Configuration
robotmem uses a 3-layer configuration: dataclass defaults → ~/.robotmem/config.json → environment variables.
Config File
Location: ~/.robotmem/config.json (created automatically on first run)
Only non-default values need to be specified:
{
"embed_backend": "onnx",
"onnx_model": "BAAI/bge-small-en-v1.5"
}
All Settings
Database
| Setting | Default | Description |
|---|---|---|
db_path |
~/.robotmem/memory.db |
SQLite database file path |
Embedding
| Setting | Default | Description |
|---|---|---|
embed_backend |
"onnx" |
Embedding backend: "onnx" or "ollama" |
onnx_model |
"BAAI/bge-small-en-v1.5" |
FastEmbed ONNX model name |
onnx_dim |
384 |
ONNX model embedding dimension |
fastembed_cache_dir |
"" (system default) |
FastEmbed model cache directory |
embedding_model |
"nomic-embed-text" |
Ollama embedding model name |
embedding_dim |
768 |
Ollama model embedding dimension |
ollama_url |
"http://localhost:11434" |
Ollama API endpoint |
embed_api |
"ollama" |
Ollama API style: "ollama" or "openai_compat" |
Search
| Setting | Default | Description |
|---|---|---|
top_k |
10 |
Default number of results |
rrf_k |
60 |
RRF fusion constant (higher = more weight to lower ranks) |
Memory Defaults
| Setting | Default | Description |
|---|---|---|
collection |
"default" |
Default collection name |
default_confidence |
0.9 |
Initial confidence for new memories |
default_decay_rate |
0.01 |
Default time decay rate per day |
min_confidence |
0.3 |
Default minimum confidence for recall filtering |
Environment Variables
| Variable | Effect |
|---|---|
ROBOTMEM_HOME |
Override config/database directory (default: ~/.robotmem) |
# Example: use a project-specific database
export ROBOTMEM_HOME=/path/to/project/.robotmem
python -m robotmem
Embedding Backend Comparison
| Dimension | ONNX (default) | Ollama |
|---|---|---|
| Setup | Zero config | Requires ollama serve + model pull |
| Speed | ~5ms/query | ~20-50ms/query |
| Model size | 67MB (auto-downloaded) | 274MB (nomic-embed-text) |
| CPU/GPU | Pure CPU | CPU (GPU optional) |
| Offline | Fully offline after first download | Requires local Ollama server |
| Dimension | 384d | 768d |
| Quality | MTEB retrieval 51.68 | Higher for some tasks |
| Multilingual | Limited | Better with multilingual models |
Switch to Ollama
{
"embed_backend": "ollama",
"embedding_model": "nomic-embed-text",
"embedding_dim": 768,
"ollama_url": "http://localhost:11434"
}
ollama pull nomic-embed-text
OpenAI-Compatible API
For embedding servers that expose an OpenAI-compatible /v1/embeddings endpoint:
{
"embed_backend": "ollama",
"embed_api": "openai_compat",
"embedding_model": "your-model-name",
"embedding_dim": 768,
"ollama_url": "http://your-server:8080"
}
Database PRAGMA Settings
robotmem configures SQLite with production-optimized settings (not configurable):
| PRAGMA | Value | Rationale |
|---|---|---|
journal_mode |
WAL | Concurrent readers with single writer |
busy_timeout |
5000ms | Wait up to 5s for locked database |
synchronous |
NORMAL | Balance between safety and performance |
cache_size |
-8000 (8MB) | Reasonable memory usage for robot workloads |
Collections
Collections are logical namespaces for separating memories.

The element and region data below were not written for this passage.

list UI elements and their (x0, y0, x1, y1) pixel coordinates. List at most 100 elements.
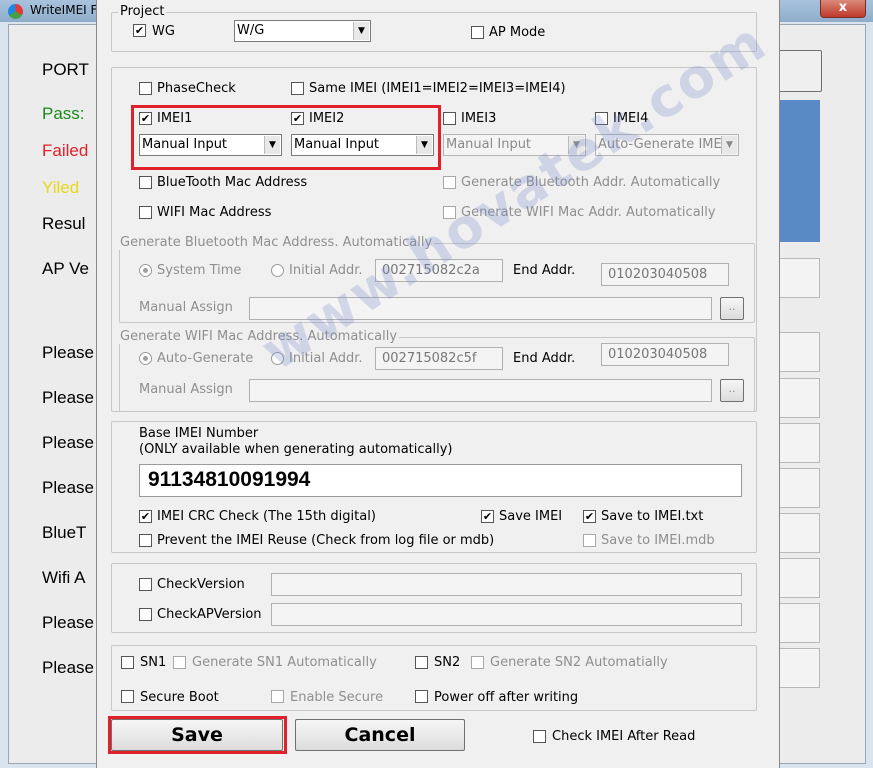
imei4-mode-value: Auto-Generate IMEI (598, 137, 726, 152)
imei4-mode-select: Auto-Generate IMEI ▼ (595, 134, 739, 156)
chevron-down-icon: ▼ (353, 22, 369, 40)
background-label: Please (42, 388, 94, 407)
power-off-checkbox[interactable] (415, 690, 428, 703)
background-label: Wifi A (42, 568, 86, 587)
bt-manual-assign-input[interactable] (249, 297, 712, 320)
bt-initial-addr-label: Initial Addr. (289, 263, 363, 278)
background-label: AP Ve (42, 259, 89, 278)
wifi-browse-button[interactable]: .. (720, 379, 744, 402)
sn1-checkbox[interactable] (121, 656, 134, 669)
project-select[interactable]: W/G ▼ (234, 20, 371, 42)
phasecheck-checkbox[interactable] (139, 82, 152, 95)
generate-wifi-checkbox (443, 206, 456, 219)
bt-browse-button[interactable]: .. (720, 297, 744, 320)
enable-secure-checkbox (271, 690, 284, 703)
same-imei-checkbox[interactable] (291, 82, 304, 95)
generate-sn2-label: Generate SN2 Automatially (490, 655, 668, 670)
wifi-manual-assign-input[interactable] (249, 379, 712, 402)
imei3-label: IMEI3 (461, 111, 497, 126)
imei3-checkbox[interactable] (443, 112, 456, 125)
chevron-down-icon: ▼ (721, 136, 737, 154)
generate-bluetooth-label: Generate Bluetooth Addr. Automatically (461, 175, 721, 190)
imei-crc-check-checkbox[interactable]: ✔ (139, 510, 152, 523)
auto-generate-radio[interactable] (139, 352, 152, 365)
imei-highlight-box (131, 105, 441, 170)
app-icon (8, 4, 23, 19)
system-time-label: System Time (157, 263, 242, 278)
generate-sn1-checkbox (173, 656, 186, 669)
save-to-mdb-checkbox (583, 534, 596, 547)
bt-initial-addr-input[interactable]: 002715082c2a (375, 259, 503, 282)
wifi-mac-checkbox[interactable] (139, 206, 152, 219)
background-label: Please (42, 433, 94, 452)
bluetooth-mac-checkbox[interactable] (139, 176, 152, 189)
imei-crc-check-label: IMEI CRC Check (The 15th digital) (157, 509, 376, 524)
background-label: Please (42, 343, 94, 362)
close-window-button[interactable]: x (820, 0, 866, 18)
generate-bluetooth-checkbox (443, 176, 456, 189)
settings-dialog: Project ✔ WG W/G ▼ AP Mode PhaseCheck Sa… (96, 0, 780, 768)
save-imei-checkbox[interactable]: ✔ (481, 510, 494, 523)
background-window-title: WriteIMEI F (30, 3, 98, 17)
sn2-label: SN2 (434, 655, 461, 670)
check-imei-after-read-checkbox[interactable] (533, 730, 546, 743)
check-version-checkbox[interactable] (139, 578, 152, 591)
phasecheck-label: PhaseCheck (157, 81, 236, 96)
auto-generate-label: Auto-Generate (157, 351, 254, 366)
enable-secure-label: Enable Secure (290, 690, 384, 705)
bluetooth-group-title: Generate Bluetooth Mac Address. Automati… (118, 235, 435, 250)
same-imei-label: Same IMEI (IMEI1=IMEI2=IMEI3=IMEI4) (309, 81, 566, 96)
project-group: Project (111, 4, 757, 52)
cancel-button[interactable]: Cancel (295, 719, 465, 751)
prevent-reuse-checkbox[interactable] (139, 534, 152, 547)
wifi-initial-addr-radio[interactable] (271, 352, 284, 365)
secure-boot-label: Secure Boot (140, 690, 219, 705)
power-off-label: Power off after writing (434, 690, 579, 705)
bluetooth-mac-label: BlueTooth Mac Address (157, 175, 308, 190)
background-label: BlueT (42, 523, 87, 542)
check-imei-after-read-label: Check IMEI After Read (552, 729, 696, 744)
secure-boot-checkbox[interactable] (121, 690, 134, 703)
wifi-end-addr-label: End Addr. (513, 351, 576, 366)
base-imei-subtitle: (ONLY available when generating automati… (139, 442, 453, 457)
save-highlight-box (108, 716, 287, 754)
background-label: Please (42, 658, 94, 677)
base-imei-input[interactable]: 91134810091994 (139, 464, 742, 497)
bt-end-addr-input[interactable]: 010203040508 (601, 263, 729, 286)
generate-sn1-label: Generate SN1 Automatically (192, 655, 377, 670)
save-to-txt-label: Save to IMEI.txt (601, 509, 704, 524)
save-to-mdb-label: Save to IMEI.mdb (601, 533, 715, 548)
background-label: Please (42, 478, 94, 497)
imei4-checkbox[interactable] (595, 112, 608, 125)
save-to-txt-checkbox[interactable]: ✔ (583, 510, 596, 523)
wifi-initial-addr-label: Initial Addr. (289, 351, 363, 366)
check-ap-version-label: CheckAPVersion (157, 607, 262, 622)
sn2-checkbox[interactable] (415, 656, 428, 669)
background-label: Resul (42, 214, 86, 233)
project-group-title: Project (118, 4, 167, 19)
check-ap-version-checkbox[interactable] (139, 608, 152, 621)
ap-mode-label: AP Mode (489, 25, 546, 40)
sn1-label: SN1 (140, 655, 167, 670)
chevron-down-icon: ▼ (568, 136, 584, 154)
wifi-mac-label: WIFI Mac Address (157, 205, 272, 220)
check-version-input[interactable] (271, 573, 742, 596)
wifi-group-title: Generate WIFI Mac Address. Automatically (118, 329, 400, 344)
bt-initial-addr-radio[interactable] (271, 264, 284, 277)
wg-checkbox[interactable]: ✔ (133, 24, 146, 37)
wifi-initial-addr-input[interactable]: 002715082c5f (375, 347, 503, 370)
imei3-mode-value: Manual Input (446, 137, 532, 152)
background-label: Failed (42, 141, 89, 160)
check-ap-version-input[interactable] (271, 603, 742, 626)
bt-end-addr-label: End Addr. (513, 263, 576, 278)
system-time-radio[interactable] (139, 264, 152, 277)
bt-manual-assign-label: Manual Assign (139, 300, 233, 315)
wifi-end-addr-input[interactable]: 010203040508 (601, 343, 729, 366)
background-label: PORT (42, 60, 89, 79)
background-label: Yiled (42, 178, 80, 197)
check-version-label: CheckVersion (157, 577, 245, 592)
ap-mode-checkbox[interactable] (471, 26, 484, 39)
imei4-label: IMEI4 (613, 111, 649, 126)
prevent-reuse-label: Prevent the IMEI Reuse (Check from log f… (157, 533, 495, 548)
save-imei-label: Save IMEI (499, 509, 563, 524)
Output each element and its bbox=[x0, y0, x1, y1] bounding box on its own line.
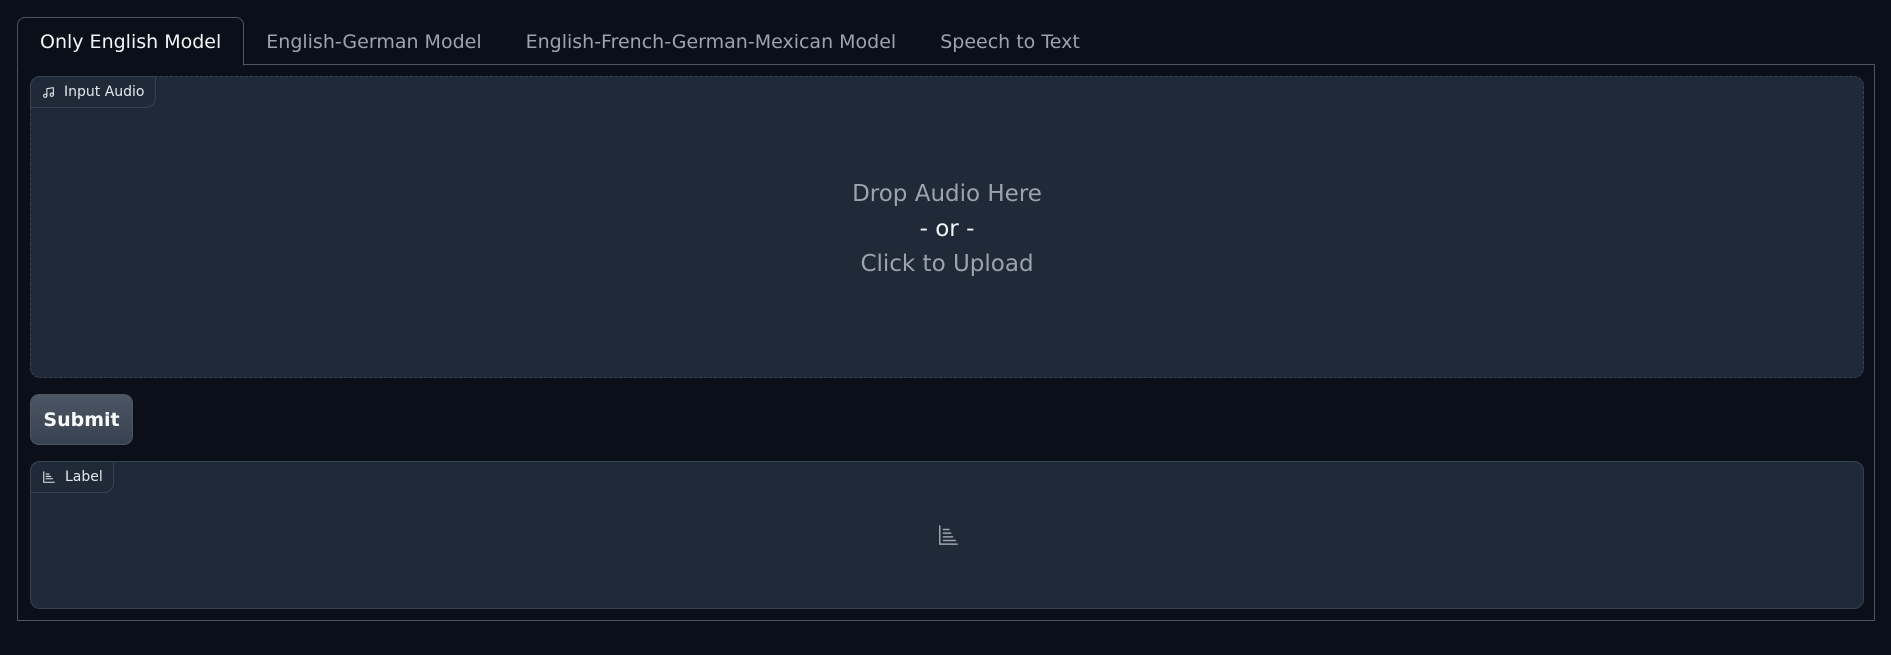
upload-instructions: Drop Audio Here - or - Click to Upload bbox=[31, 177, 1863, 282]
tab-english-german-model[interactable]: English-German Model bbox=[244, 17, 503, 66]
empty-chart-icon bbox=[937, 524, 959, 550]
tab-only-english-model[interactable]: Only English Model bbox=[17, 17, 245, 66]
tab-speech-to-text[interactable]: Speech to Text bbox=[918, 17, 1102, 66]
audio-upload-dropzone[interactable]: Input Audio Drop Audio Here - or - Click… bbox=[30, 76, 1864, 378]
click-to-upload-text[interactable]: Click to Upload bbox=[31, 247, 1863, 282]
output-label-block: Label bbox=[30, 461, 1864, 609]
submit-button[interactable]: Submit bbox=[30, 394, 133, 445]
tab-panel: Input Audio Drop Audio Here - or - Click… bbox=[17, 64, 1875, 621]
tab-bar: Only English Model English-German Model … bbox=[17, 16, 1102, 66]
output-label-header: Label bbox=[30, 461, 114, 493]
tab-english-french-german-mexican-model[interactable]: English-French-German-Mexican Model bbox=[504, 17, 919, 66]
or-separator-text: - or - bbox=[919, 216, 975, 242]
drop-audio-text: Drop Audio Here bbox=[852, 181, 1042, 207]
app-root: Only English Model English-German Model … bbox=[0, 0, 1891, 655]
output-label-text: Label bbox=[65, 469, 103, 485]
input-audio-label: Input Audio bbox=[30, 76, 156, 108]
input-audio-label-text: Input Audio bbox=[64, 84, 145, 100]
music-icon bbox=[42, 86, 55, 99]
chart-icon bbox=[42, 470, 56, 484]
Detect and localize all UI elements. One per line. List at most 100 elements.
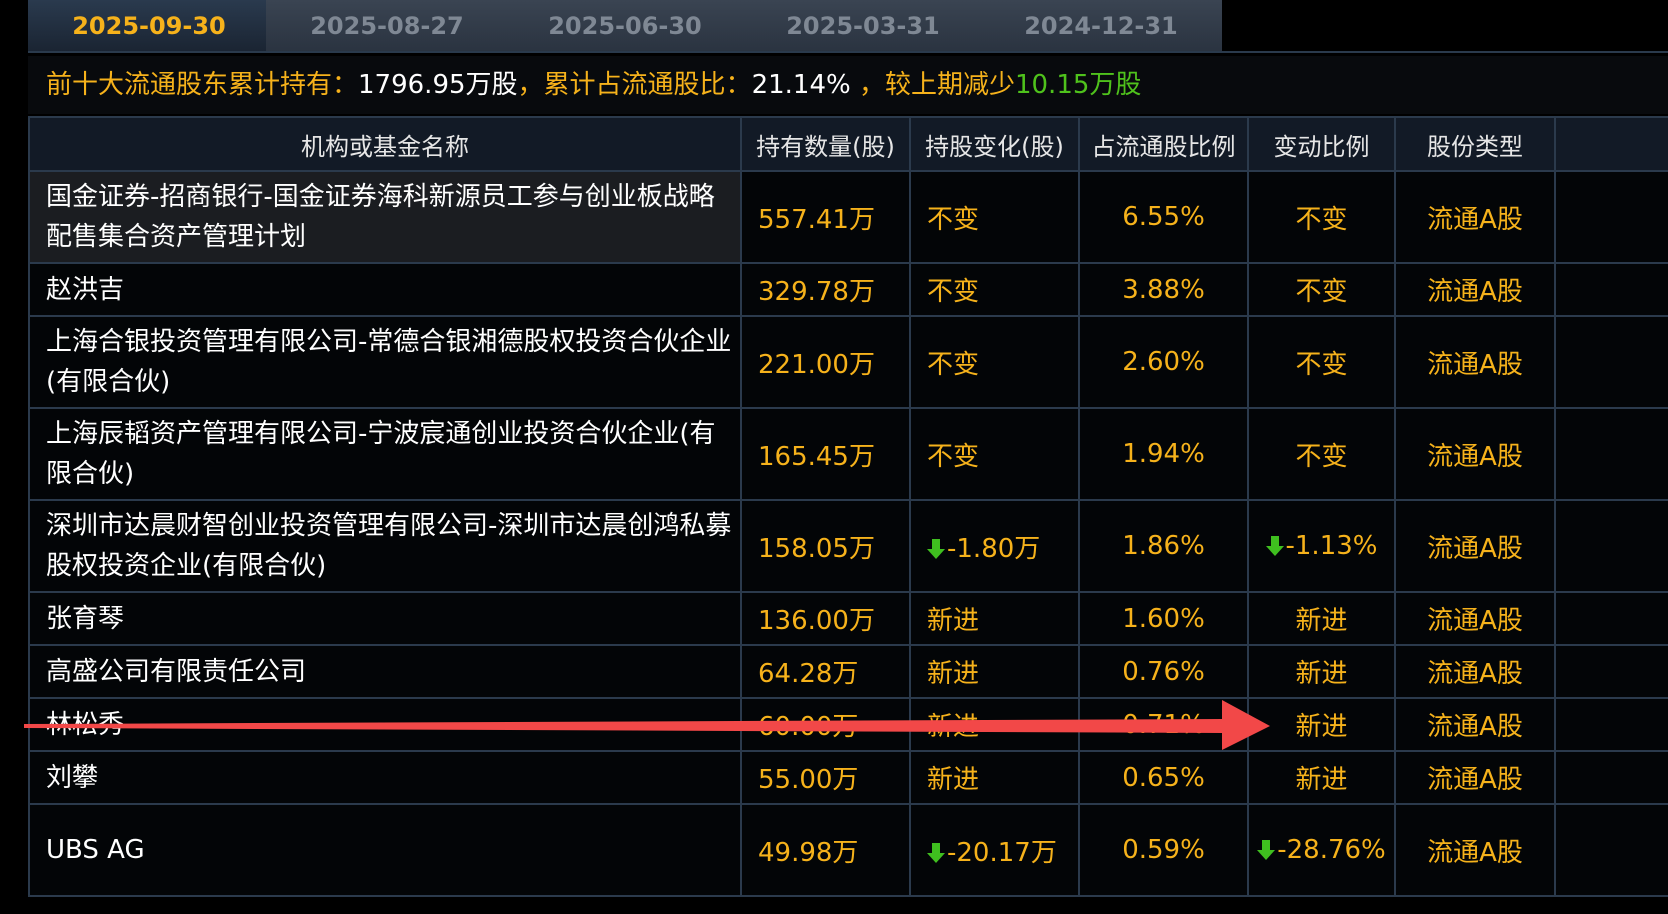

Common patterns:
# Per-robot collections
start_session(collection="fetch-001")
start_session(collection="ur5e-003")
# Per-task collections
learn(insight="...", collection="grasping")
learn(insight="...", collection="navigation")
# Default collection
learn(insight="...") # uses "default"
All recall, learn, save_perception tools accept a collection parameter.
Graceful Degradation
robotmem is designed to work even when components fail:
| Component | Failure | Behavior |
|---|---|---|
| sqlite-vec | Not installed | Vector search disabled, BM25-only |
| Embedding (ONNX/Ollama) | Model unavailable | Vector search disabled, BM25-only |
| jieba | Not installed | CJK tokenization disabled, English search works |
| FTS5 | Creation fails | Full-text search disabled (rare) |
The MCP tools always return a valid response — errors are logged but never crash the server.